Il dogma della divinità di Gesù fu proclamato nell’estate del 325 a Nicea, nel palazzo imperiale di Costantino, dove si riunirono oltre trecento vescovi tra cattolici in maggioranza orientali, e ariani. Fu Costantino a convocare il Concilio per ristabilire la pace minata dalle varie dispute tra cattolici e ariani. Gli atti del Concilio furono firmati da Osio, vescovo di Cordova e principale consigliere dell’imperatore, e dai delegati del Papa di Roma, Silvestro, che non poté partecipare di persona per motivi di salute. Eusebio di Cesarea propose un Simbolo di fede in uso nella sua comunità ecclesiale. Il Simbolo fu accettato, ma vi furono aggiunti alcuni termini, tra cui “homoousios” che significa “consustanziale”, “della stessa sostanza”, in riferimento all’uguaglianza della persona divina di Gesù con quella di Dio Padre. Per Ario infatti il Figlio di Dio non è generato dal Padre, non è coeterno a lui, ma è la sua prima creazione e con lui artefice di tutte le altre cose. All’epoca il più grande difensore della divinità di Gesù e influente oppositore dell’errore di Ario fu Atanasio, prima diacono e poi vescovo di Alessandria dal 328 al 373, ma con varie interruzioni. Atanasio fu presente al Concilio come accompagnatore del suo vescovo Alessandro, di cui era segretario. Ario, già scomunicato nel 318 da un sinodo tenutosi ad Alessandria, in Egitto, per essersi opposto al suo vescovo Alessandro, fu anche condannato dal Concilio di Nicea ed esiliato dall’imperatore Costantino. Fu esiliato anche il suo seguace Eusebio di Nicomedia. Ma purtroppo in mezzo ai vescovi che avevano sottoscritto il Simbolo niceno, c’era un piccolo gruppo di filoariani che non avevano rinunciato alle loro convinzioni, e si finsero favorevoli all’homoousios per paura di essere esiliati.
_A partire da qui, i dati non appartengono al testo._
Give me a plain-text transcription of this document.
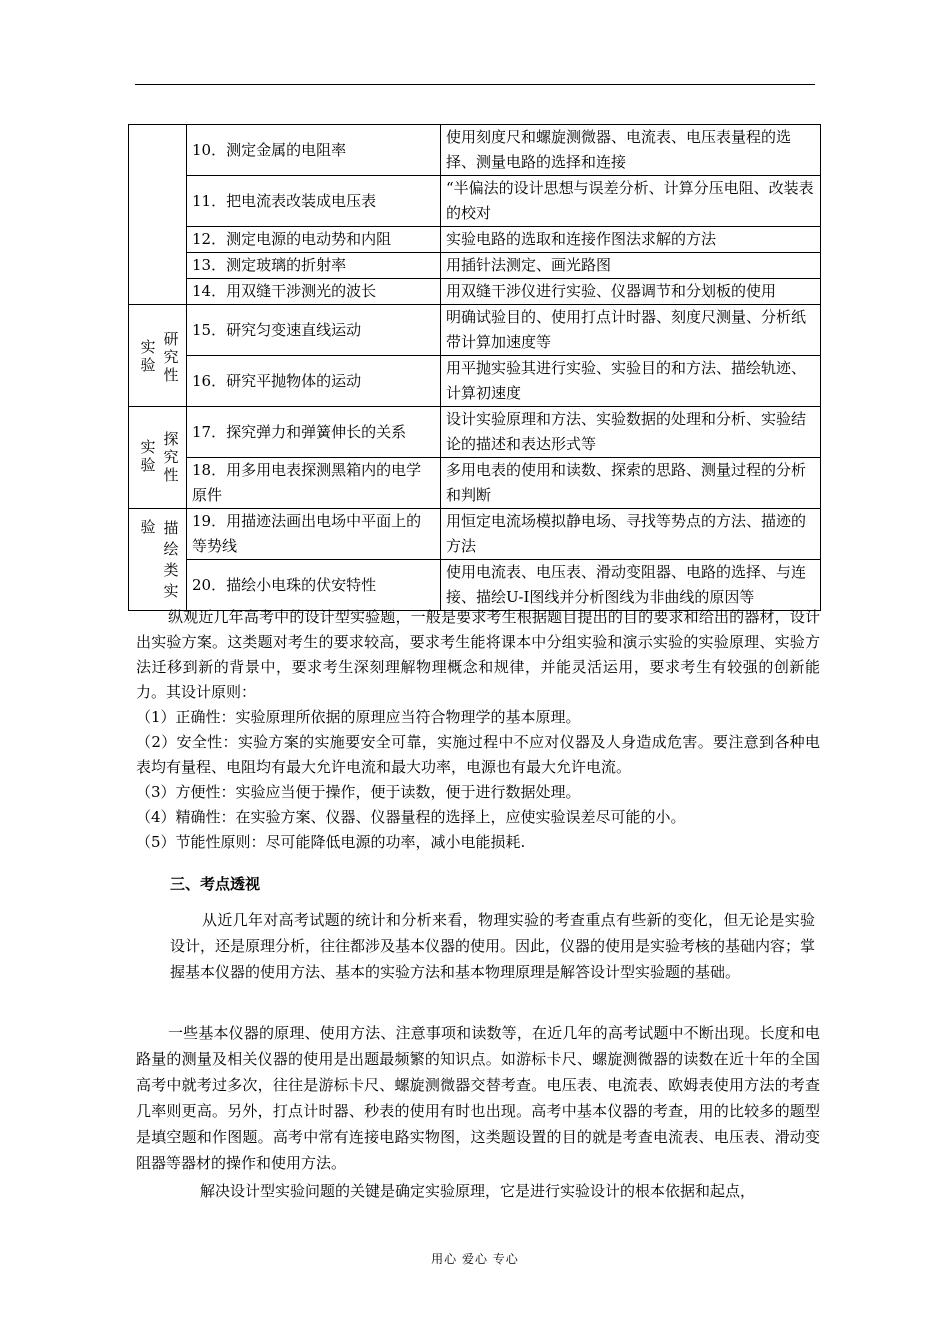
	10．测定金属的电阻率	使用刻度尺和螺旋测微器、电流表、电压表量程的选择、测量电路的选择和连接
	11．把电流表改装成电压表	“半偏法的设计思想与误差分析、计算分压电阻、改装表的校对
	12．测定电源的电动势和内阻	实验电路的选取和连接作图法求解的方法
	13．测定玻璃的折射率	用插针法测定、画光路图
	14．用双缝干涉测光的波长	用双缝干涉仪进行实验、仪器调节和分划板的使用

实验
研究性	15．研究匀变速直线运动	明确试验目的、使用打点计时器、刻度尺测量、分析纸带计算加速度等
	16．研究平抛物体的运动	用平抛实验其进行实验、实验目的和方法、描绘轨迹、计算初速度

实验
探究性	17．探究弹力和弹簧伸长的关系	设计实验原理和方法、实验数据的处理和分析、实验结论的描述和表达形式等
	18．用多用电表探测黑箱内的电学原件	多用电表的使用和读数、探索的思路、测量过程的分析和判断

验 描绘类实	19．用描迹法画出电场中平面上的等势线	用恒定电流场模拟静电场、寻找等势点的方法、描迹的方法
	20．描绘小电珠的伏安特性	使用电流表、电压表、滑动变阻器、电路的选择、与连接、描绘U-I图线并分析图线为非曲线的原因等

纵观近几年高考中的设计型实验题，一般是要求考生根据题目提出的目的要求和给出的器材，设计出实验方案。这类题对考生的要求较高，要求考生能将课本中分组实验和演示实验的实验原理、实验方法迁移到新的背景中，要求考生深刻理解物理概念和规律，并能灵活运用，要求考生有较强的创新能力。其设计原则：

（1）正确性：实验原理所依据的原理应当符合物理学的基本原理。

（2）安全性：实验方案的实施要安全可靠，实施过程中不应对仪器及人身造成危害。要注意到各种电表均有量程、电阻均有最大允许电流和最大功率，电源也有最大允许电流。

（3）方便性：实验应当便于操作，便于读数，便于进行数据处理。

（4）精确性：在实验方案、仪器、仪器量程的选择上，应使实验误差尽可能的小。

（5）节能性原则：尽可能降低电源的功率，减小电能损耗.

三、考点透视

从近几年对高考试题的统计和分析来看，物理实验的考查重点有些新的变化，但无论是实验设计，还是原理分析，往往都涉及基本仪器的使用。因此，仪器的使用是实验考核的基础内容；掌握基本仪器的使用方法、基本的实验方法和基本物理原理是解答设计型实验题的基础。

一些基本仪器的原理、使用方法、注意事项和读数等，在近几年的高考试题中不断出现。长度和电路量的测量及相关仪器的使用是出题最频繁的知识点。如游标卡尺、螺旋测微器的读数在近十年的全国高考中就考过多次，往往是游标卡尺、螺旋测微器交替考查。电压表、电流表、欧姆表使用方法的考查几率则更高。另外，打点计时器、秒表的使用有时也出现。高考中基本仪器的考查，用的比较多的题型是填空题和作图题。高考中常有连接电路实物图，这类题设置的目的就是考查电流表、电压表、滑动变阻器等器材的操作和使用方法。

解决设计型实验问题的关键是确定实验原理，它是进行实验设计的根本依据和起点，

用心 爱心 专心
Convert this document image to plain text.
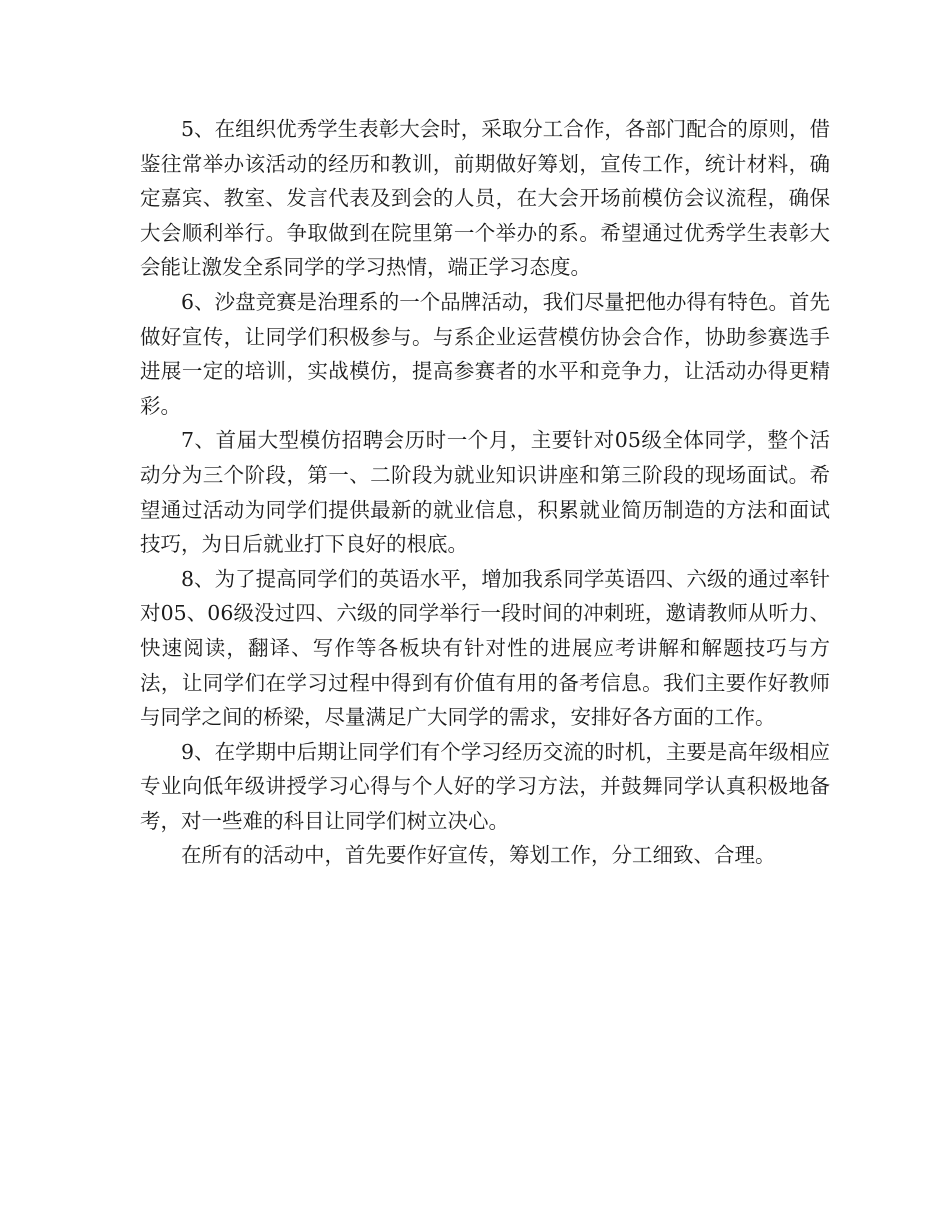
5、在组织优秀学生表彰大会时，采取分工合作，各部门配合的原则，借鉴往常举办该活动的经历和教训，前期做好筹划，宣传工作，统计材料，确定嘉宾、教室、发言代表及到会的人员，在大会开场前模仿会议流程，确保大会顺利举行。争取做到在院里第一个举办的系。希望通过优秀学生表彰大会能让激发全系同学的学习热情，端正学习态度。

6、沙盘竞赛是治理系的一个品牌活动，我们尽量把他办得有特色。首先做好宣传，让同学们积极参与。与系企业运营模仿协会合作，协助参赛选手进展一定的培训，实战模仿，提高参赛者的水平和竞争力，让活动办得更精彩。

7、首届大型模仿招聘会历时一个月，主要针对05级全体同学，整个活动分为三个阶段，第一、二阶段为就业知识讲座和第三阶段的现场面试。希望通过活动为同学们提供最新的就业信息，积累就业简历制造的方法和面试技巧，为日后就业打下良好的根底。

8、为了提高同学们的英语水平，增加我系同学英语四、六级的通过率针对05、06级没过四、六级的同学举行一段时间的冲刺班，邀请教师从听力、快速阅读，翻译、写作等各板块有针对性的进展应考讲解和解题技巧与方法，让同学们在学习过程中得到有价值有用的备考信息。我们主要作好教师与同学之间的桥梁，尽量满足广大同学的需求，安排好各方面的工作。

9、在学期中后期让同学们有个学习经历交流的时机，主要是高年级相应专业向低年级讲授学习心得与个人好的学习方法，并鼓舞同学认真积极地备考，对一些难的科目让同学们树立决心。

在所有的活动中，首先要作好宣传，筹划工作，分工细致、合理。
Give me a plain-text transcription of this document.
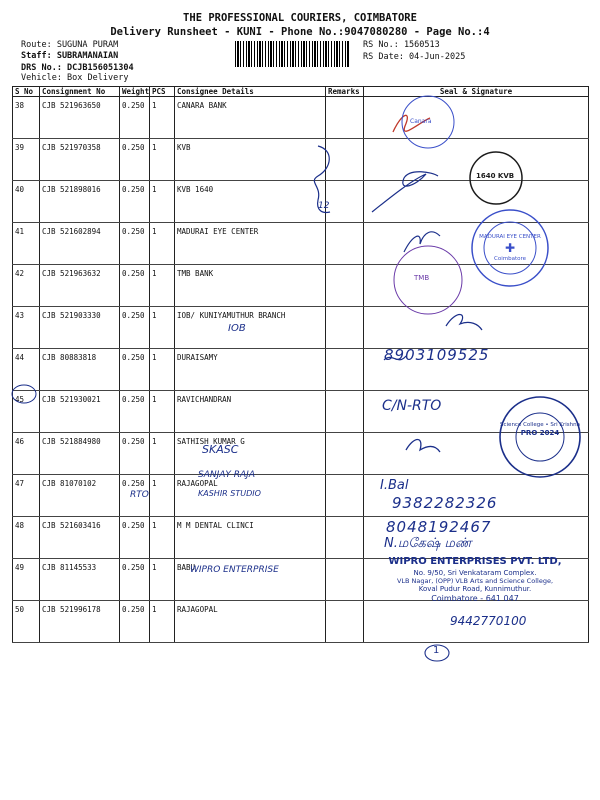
THE PROFESSIONAL COURIERS, COIMBATORE
Delivery Runsheet - KUNI - Phone No.:9047080280 - Page No.:4
Route: SUGUNA PURAM
Staff: SUBRAMANAIAN
DRS No.: DCJB156051304
Vehicle: Box Delivery
RS No.: 1560513
RS Date: 04-Jun-2025
S No	Consignment No	Weight	PCS	Consignee Details	Remarks	Seal & Signature
38	CJB 521963650	0.250	1	CANARA BANK		
39	CJB 521970358	0.250	1	KVB		
40	CJB 521898016	0.250	1	KVB 1640		
41	CJB 521602894	0.250	1	MADURAI EYE CENTER		
42	CJB 521963632	0.250	1	TMB BANK		
43	CJB 521903330	0.250	1	IOB/ KUNIYAMUTHUR BRANCH		
44	CJB 80883818	0.250	1	DURAISAMY		
45	CJB 521930021	0.250	1	RAVICHANDRAN		
46	CJB 521884980	0.250	1	SATHISH KUMAR G		
47	CJB 81070102	0.250	1	RAJAGOPAL		
48	CJB 521603416	0.250	1	M M DENTAL CLINCI		
49	CJB 81145533	0.250	1	BABU		
50	CJB 521996178	0.250	1	RAJAGOPAL		
Canara
1640 KVB
TMB
MADURAI EYE CENTER
✚
Coimbatore
Science College • Sri Krishna
PRO 2024
12
IOB
8903109525
C/N-RTO
SKASC
SANJAY RAJA
KASHIR STUDIO
RTO
I.Bal
9382282326
8048192467
N.மகேஷ் மண்
WIPRO ENTERPRISE
9442770100
1
WIPRO ENTERPRISES PVT. LTD,
No. 9/50, Sri Venkataram Complex.
VLB Nagar, (OPP) VLB Arts and Science College,
Koval Pudur Road, Kunnimuthur.
Coimbatore - 641 047
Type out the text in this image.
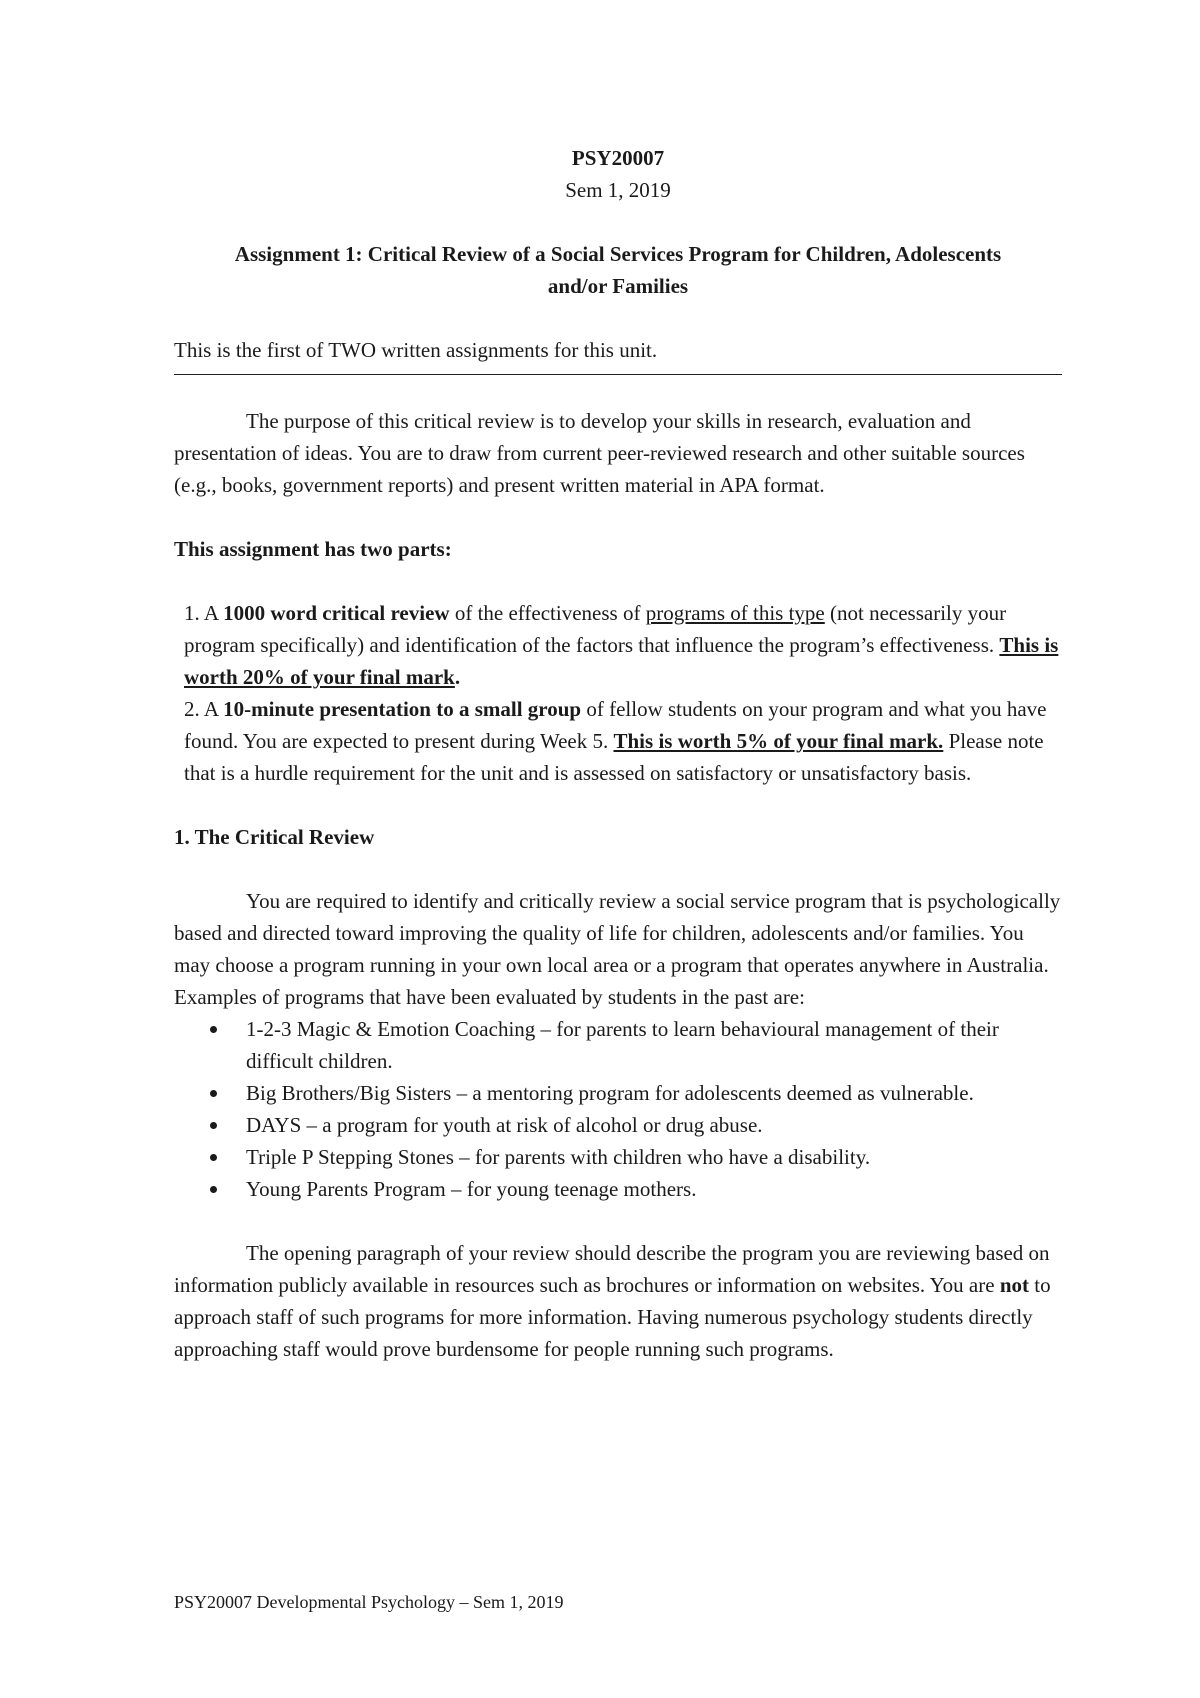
PSY20007

Sem 1, 2019

Assignment 1: Critical Review of a Social Services Program for Children, Adolescents
and/or Families

This is the first of TWO written assignments for this unit.

The purpose of this critical review is to develop your skills in research, evaluation and presentation of ideas. You are to draw from current peer-reviewed research and other suitable sources (e.g., books, government reports) and present written material in APA format.

This assignment has two parts:

1. A 1000 word critical review of the effectiveness of programs of this type (not necessarily your program specifically) and identification of the factors that influence the program’s effectiveness. This is worth 20% of your final mark.
2. A 10-minute presentation to a small group of fellow students on your program and what you have found. You are expected to present during Week 5. This is worth 5% of your final mark. Please note that is a hurdle requirement for the unit and is assessed on satisfactory or unsatisfactory basis.

1. The Critical Review

You are required to identify and critically review a social service program that is psychologically based and directed toward improving the quality of life for children, adolescents and/or families. You may choose a program running in your own local area or a program that operates anywhere in Australia. Examples of programs that have been evaluated by students in the past are:

1-2-3 Magic & Emotion Coaching – for parents to learn behavioural management of their difficult children.
Big Brothers/Big Sisters – a mentoring program for adolescents deemed as vulnerable.
DAYS – a program for youth at risk of alcohol or drug abuse.
Triple P Stepping Stones – for parents with children who have a disability.
Young Parents Program – for young teenage mothers.

The opening paragraph of your review should describe the program you are reviewing based on information publicly available in resources such as brochures or information on websites. You are not to approach staff of such programs for more information. Having numerous psychology students directly approaching staff would prove burdensome for people running such programs.

PSY20007 Developmental Psychology – Sem 1, 2019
Tra questi Eusebio di Cesarea. A Nicea i cattolici non inventarono una nuova dottrina, ma contro l’errore di Ario avevano ribadito una verità già professata nella Chiesa primitiva. Una verità non opinabile per noi cattolici. Questa verità è accolta anche dal mondo ortodosso e da una parte del mondo protestante.